A couple of other random things I've noticed while watching the game tonight:
* Does Dwight Howard have the world's smallest head, or the world's broadest shoulders? It has to be one or the other, right?
* There's a guy for Argentina, I think it's this guy, who has a Borat-esque mustache. To call it glorious would be like saying Kate Beckinsale is mildly attractive. Somewhere, Adam Morrison is hanging his head in shame- well for that and because he sucked this year.
* Argentina's jerseys are...gawd-awful? Atrocious? I would almost rather watch the WNBA than look at these jerseys anymore.
* Speaking of Jer's favorite league, that's been one of the few good things about Canadian TV: no WNBA. It's like it doesn't even exist up here. Please don't tell David Stern.
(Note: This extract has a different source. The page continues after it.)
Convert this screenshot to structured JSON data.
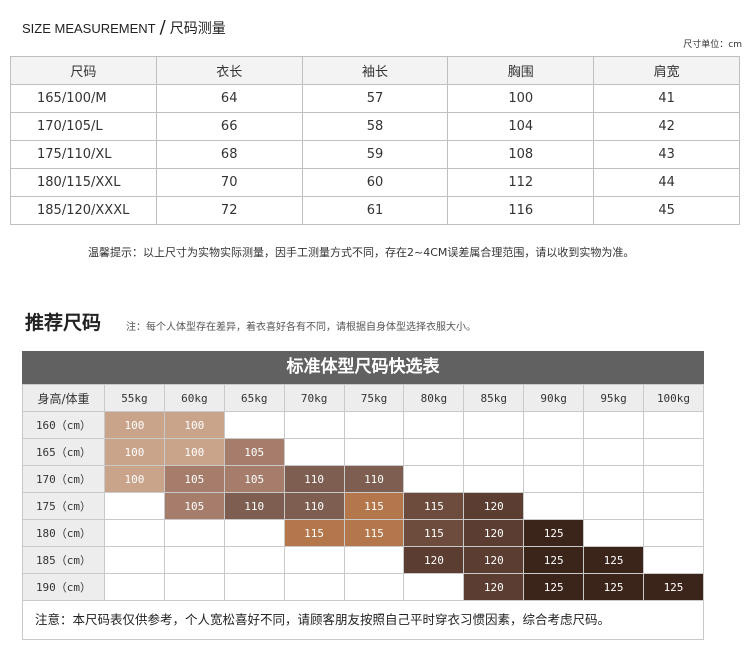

Finally I just saw two commercials: the first was one of those Holiday Inn ones. Not the Holiday Inn Express ads, which are good, but the regular HOliday Inn ones where the guy doesn't recognize Cal Ripken and it's supposed to be funny? They've also done stuff with Joe Buck, which was also not funny. I thought maybe when it was converted to metric for Canadian TV it would be funny, but not true. I think they're the worst commercials on TV.

The other one was for the movie 3:10 to Yuma. I don't know what that means, but I DO know it's a western, and it has Christian Bale and Russell Crowe. Um is it too early to start camping out at the theater waiting for this one to open? Sign me up!